Emma is also struggling. She boards with families near the schools where she is teaching, has to pay for college courses, is paid less than male teachers and barely makes enough money to live. She writes, "It took all my money this summer to pay my board and what I had to go in debt for last winter, but it didn't leave anything for clothes or anything else, and it is enough to give any one the ‘blues.' I wish I had been a boy."
The main topic of many of the girls' letters are, of course, beaus. Even Emma's students are distracted -- she writes that "Of all nuisances in the world, girls big enough to have beaus are the worst."
One by one, the daughters are each married and move out of the home. Lucy and her husband Will move to a farm outside Fullerton, Nebraska, which is about 20 miles from Central City. They have no neighbors within a mile, and later move to Oklahoma, where Will builds their cabin and Indians pay surprise visits. Anna and her husband Joe move into Central City where Joe has a pharmacy, and Anna helps as clerk. Meanwhile Lulu has finally moved from Pennsylvania to join the rest of the family in Nebraska, and later marries a neighbor she meets there, Buel Larcom. Emma was still single at the age of 28 and called herself one of the "five old maids" left in town, but Charles Gregg sweeps her away from school in his horse and buggy and they are married. By the end of the chapter, each of them has had her first baby, though Emma nearly dies in the effort.

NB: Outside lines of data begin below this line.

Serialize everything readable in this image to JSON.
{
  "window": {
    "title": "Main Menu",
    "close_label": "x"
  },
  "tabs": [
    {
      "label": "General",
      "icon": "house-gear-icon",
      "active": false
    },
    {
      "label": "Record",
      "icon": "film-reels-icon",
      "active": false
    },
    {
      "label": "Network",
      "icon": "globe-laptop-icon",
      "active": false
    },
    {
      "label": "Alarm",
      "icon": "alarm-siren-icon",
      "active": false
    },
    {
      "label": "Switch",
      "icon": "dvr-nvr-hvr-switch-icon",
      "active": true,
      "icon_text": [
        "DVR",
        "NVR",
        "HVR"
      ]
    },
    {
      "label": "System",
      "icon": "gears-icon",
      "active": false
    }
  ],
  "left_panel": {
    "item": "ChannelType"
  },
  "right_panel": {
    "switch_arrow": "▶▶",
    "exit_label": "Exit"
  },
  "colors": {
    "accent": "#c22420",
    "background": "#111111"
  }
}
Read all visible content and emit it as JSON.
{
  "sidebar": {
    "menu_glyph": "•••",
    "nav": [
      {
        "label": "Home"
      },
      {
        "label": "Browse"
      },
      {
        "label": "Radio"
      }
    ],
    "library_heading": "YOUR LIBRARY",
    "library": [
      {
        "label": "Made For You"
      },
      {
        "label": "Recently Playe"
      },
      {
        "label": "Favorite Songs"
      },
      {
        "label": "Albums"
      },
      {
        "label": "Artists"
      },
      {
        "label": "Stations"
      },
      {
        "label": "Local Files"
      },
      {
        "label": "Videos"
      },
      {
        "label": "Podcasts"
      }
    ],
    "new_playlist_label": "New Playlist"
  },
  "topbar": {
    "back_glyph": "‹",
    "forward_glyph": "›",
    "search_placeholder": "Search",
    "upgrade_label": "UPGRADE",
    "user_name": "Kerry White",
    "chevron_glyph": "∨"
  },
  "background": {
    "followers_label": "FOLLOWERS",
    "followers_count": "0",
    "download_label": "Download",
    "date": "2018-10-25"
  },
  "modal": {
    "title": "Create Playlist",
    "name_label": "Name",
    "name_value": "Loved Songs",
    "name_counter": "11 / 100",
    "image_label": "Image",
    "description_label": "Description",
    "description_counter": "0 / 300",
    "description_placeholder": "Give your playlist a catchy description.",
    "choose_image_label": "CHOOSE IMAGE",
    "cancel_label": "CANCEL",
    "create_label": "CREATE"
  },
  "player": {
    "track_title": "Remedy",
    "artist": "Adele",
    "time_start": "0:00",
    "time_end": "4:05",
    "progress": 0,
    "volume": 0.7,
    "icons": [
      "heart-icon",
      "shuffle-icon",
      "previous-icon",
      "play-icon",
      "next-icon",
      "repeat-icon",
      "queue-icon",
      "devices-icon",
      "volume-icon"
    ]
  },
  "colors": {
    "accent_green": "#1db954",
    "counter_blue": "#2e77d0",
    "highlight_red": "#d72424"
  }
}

This chapter also picks up on the story of the most tragic figure in this family history -- Thomas's younger sister, Sade (Sarah). Sade has always been very sensitive -- her letters about her brothers leaving for the Civil War and the death of Thomas's wife Letty are among the most poignant in this collection (pages 109 and 260). Now that Sade is in her 40's and married with 5 children, she suffers one tragedy after another. Her daughter Sudie has three children, all of whom die in infancy, and in 1891 Sudie herself dies at the age of 21. Sade's son Thomas -- named after her brother -- dies six years later when he is only 19. About five years after that, when Sade is in her late 50's, she is paralyzed and becomes an invalid for the rest of her life. Seven years later, just after Christmas in 1909, her husband dies. Sade lives another 5 years, and dies when she is almost 70.